自然からの恵みに感謝しながら、海と共に立とうとする人たちが静かに増えています。この動きは、国際ニュースとしてのスケールを持ちながら、私たち一人ひとりの暮らしともつながるテーマです。
世界の海をおそうプラスチックごみ
海洋プラスチック問題は、いまや地球規模の環境問題として語られています。使い捨ての容器や袋などが川を通じて海に流れ込み、その一部が長い時間をかけて海を漂い続けます。
プラスチックは素材によっては分解までに何百年もかかるとされ、海の生き物や沿岸の景観への影響が懸念されています。回収されないまま放置されればされるほど、問題は見えにくく、解決は遠のいていきます。
浙江省沿岸で動き出した「Blue Circle」
中国本土・浙江省の沿岸に流れ着いたプラスチックごみは、これまで「ただのごみ」として見過ごされがちでした。そこに目を向け、「資源」として扱い直そうとしているのがBlue Circleです。
この取り組みでは、海に漂っていたプラスチックが沿岸で回収され、陸に運ばれ、別のかたちで生かされていきます。単なる清掃活動にとどまらず、「第二の人生」を与えるという発想が特徴です。
海から陸へ、そして新しい役割へ
Blue Circleのイメージは、海に浮かぶごみをひとつの輪に集め、循環させていくことです。具体的な流れは、次のように整理できます。
- 沿岸や近海に漂うプラスチックごみを集める
- 陸に運び出し、種類ごとに選別・処理する
- 新たな製品や素材として活用し、資源として循環させる
こうして、海を汚していた「厄介者」が、再び社会の中で役に立つ存在へと変わっていきます。
「海とともに立つ」人たちの広がり
Blue Circleの背景には、「自然の寛大さに応えたい」という思いがあります。海はこれまで、食料や輸送路、レジャーの場として多くの恵みをもたらしてきました。その海がごみに覆われつつある現実に対し、行動で応えようとする人たちが出てきています。
取り組みに参加する人にとって、海洋ごみを拾う作業は単なる労働ではなく、自分と自然との関係を見つめ直す時間でもあります。海に立ち、漂着ごみを前にすると、日常で何気なく使っているプラスチック製品との付き合い方も変わってくるかもしれません。
日常と国際ニュースをつなぐ視点
海洋プラスチック問題は、国境を越えて広がる国際ニュースであると同時に、私たちの身近な暮らしの問題でもあります。浙江省の海岸に打ち上げられるごみの中には、遠く離れた地域から流れ着いたものも含まれている可能性があります。

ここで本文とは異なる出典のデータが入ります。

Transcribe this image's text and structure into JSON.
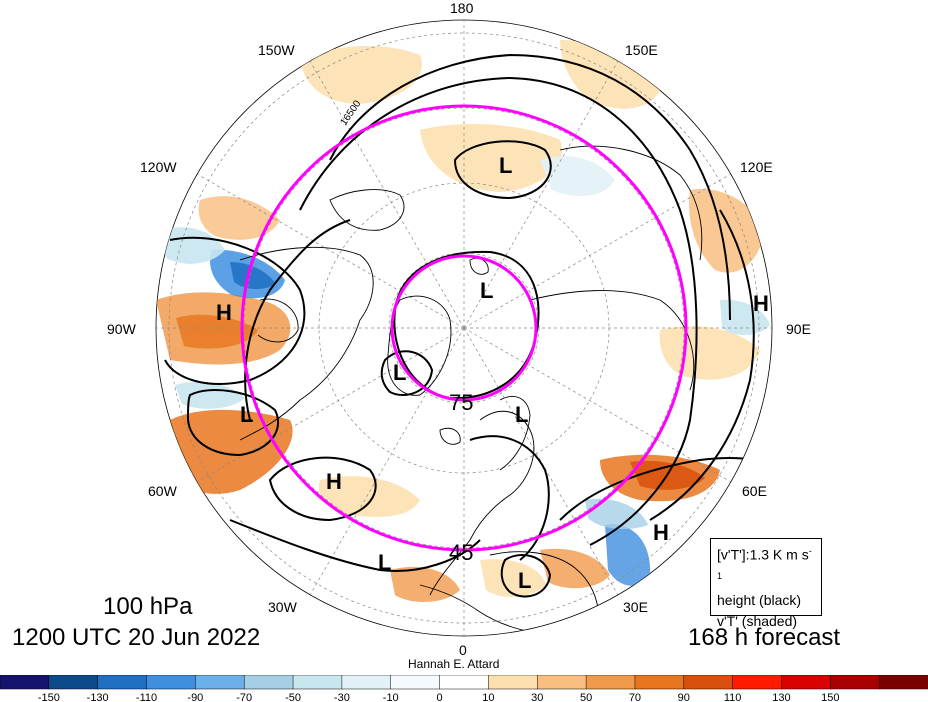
{
  "map": {
    "level": "100 hPa",
    "valid_time": "1200 UTC 20 Jun 2022",
    "forecast": "168 h forecast",
    "author": "Hannah E. Attard",
    "legend": {
      "line1_base": "[v'T']:1.3 K m s",
      "line1_sup": "-1",
      "line2": "height (black)",
      "line3": "v'T' (shaded)"
    },
    "longitude_labels": [
      "180",
      "150E",
      "120E",
      "90E",
      "60E",
      "30E",
      "0",
      "30W",
      "60W",
      "90W",
      "120W",
      "150W"
    ],
    "latitude_rings": [
      "75",
      "45"
    ],
    "contour_label": "16500",
    "pressure_centers": [
      {
        "type": "L",
        "label": "L"
      },
      {
        "type": "L",
        "label": "L"
      },
      {
        "type": "L",
        "label": "L"
      },
      {
        "type": "L",
        "label": "L"
      },
      {
        "type": "L",
        "label": "L"
      },
      {
        "type": "L",
        "label": "L"
      },
      {
        "type": "L",
        "label": "L"
      },
      {
        "type": "H",
        "label": "H"
      },
      {
        "type": "H",
        "label": "H"
      },
      {
        "type": "H",
        "label": "H"
      },
      {
        "type": "H",
        "label": "H"
      }
    ],
    "colors": {
      "ring": "#ff00ff",
      "contours": "#000000"
    },
    "colorbar": {
      "ticks": [
        "-150",
        "-130",
        "-110",
        "-90",
        "-70",
        "-50",
        "-30",
        "-10",
        "0",
        "10",
        "30",
        "50",
        "70",
        "90",
        "110",
        "130",
        "150"
      ],
      "colors": [
        "#14146e",
        "#0c4a8c",
        "#1f6fc2",
        "#3f8fe0",
        "#6bb0e8",
        "#a6cfe6",
        "#c8e6ee",
        "#e2f1f6",
        "#f4fafd",
        "#ffffff",
        "#fde0b0",
        "#f9be80",
        "#f19a4c",
        "#e7761f",
        "#d9500c",
        "#ff1a00",
        "#d90000",
        "#a80000",
        "#7a0000"
      ]
    }
  }
}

その意味で、Blue Circleのような取り組みは、特定の国や地域だけの話ではなく、グローバルにつながった生活全体を映す鏡ともいえます。どこかで使われ、捨てられたものが、時間と距離を越えて別の場所の浜辺に現れる――その事実は、私たちの消費行動と海の環境が一本の線でつながっていることを示しています。
これからの海と、私たちの選択
浙江省でのBlue Circleの取り組みは、世界中で模索されている「ごみとの付き合い方」のひとつの答えを示しています。ごみを減らすことと同時に、すでに存在してしまっているごみをどう循環させていくか。その問いに対する実験でもあります。
私たちの日常の選択は、小さく見えても、海の向こう側とつながっています。ニュースとして知るだけでなく、「もし自分の近くの海岸だったらどう感じるか」と一度立ち止まって考えてみることが、次の一歩につながるかもしれません。